Background:Orthokeratology (OK) has a significant effect on the control of myopia progression, and has been accepted by doctors and patients. A small number of studies have shown that the combination of OK and atropine can enhance myopia control. However, owing to individual differences, research groups, drug concentrations, and research design differences, the safety and effectiveness of the combined treatment still need to be verified. Therefore, the present meta-analysis aimed to determine the effect of 0.01% atropine on ocular axial elongation in myopic children.Methods:We searched the PubMed, Cochrane Library, and CBM databases from inception to March 1, 2022. Meta-analysis will be conducted using STATA version 14.0 and Review Manager version 5.3 softwares. We calculated the weighted mean differences (WMD) to analyze the change in ocular axial length (AL) between orthokeratology combined with 0.01% atropine (OKA) and OK alone. Cochran's Q-statistic and I2 test were used to evaluate the potential heterogeneity between studies.

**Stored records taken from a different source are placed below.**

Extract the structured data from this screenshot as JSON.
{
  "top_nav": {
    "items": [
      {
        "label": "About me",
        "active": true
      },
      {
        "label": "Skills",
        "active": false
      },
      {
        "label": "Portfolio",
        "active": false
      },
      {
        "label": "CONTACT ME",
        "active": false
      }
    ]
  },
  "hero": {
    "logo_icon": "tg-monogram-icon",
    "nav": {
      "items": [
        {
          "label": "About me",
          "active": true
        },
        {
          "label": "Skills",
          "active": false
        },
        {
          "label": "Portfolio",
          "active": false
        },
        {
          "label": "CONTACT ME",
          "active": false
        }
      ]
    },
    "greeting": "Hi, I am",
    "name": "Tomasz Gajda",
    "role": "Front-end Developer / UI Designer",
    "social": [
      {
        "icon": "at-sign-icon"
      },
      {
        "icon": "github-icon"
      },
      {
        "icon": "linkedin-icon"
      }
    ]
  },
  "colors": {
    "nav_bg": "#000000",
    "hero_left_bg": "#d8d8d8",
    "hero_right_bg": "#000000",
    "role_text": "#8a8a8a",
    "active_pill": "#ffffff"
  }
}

A sensitivity analysis was performed to evaluate the influence of single studies on the overall estimate. We will also perform subgroup and meta-regression analyses to investigate potential sources of heterogeneity. We will conduct Begger's funnel plots and Egger's linear regression tests to investigate the publication bias.Results:This systematic review aimed to determine the effect of 0.01% atropine on ocular axial elongation in children with myopia.Conclusions:These findings provide helpful evidence for the effect of 0.01% atropine on ocular axial elongation in myopic children.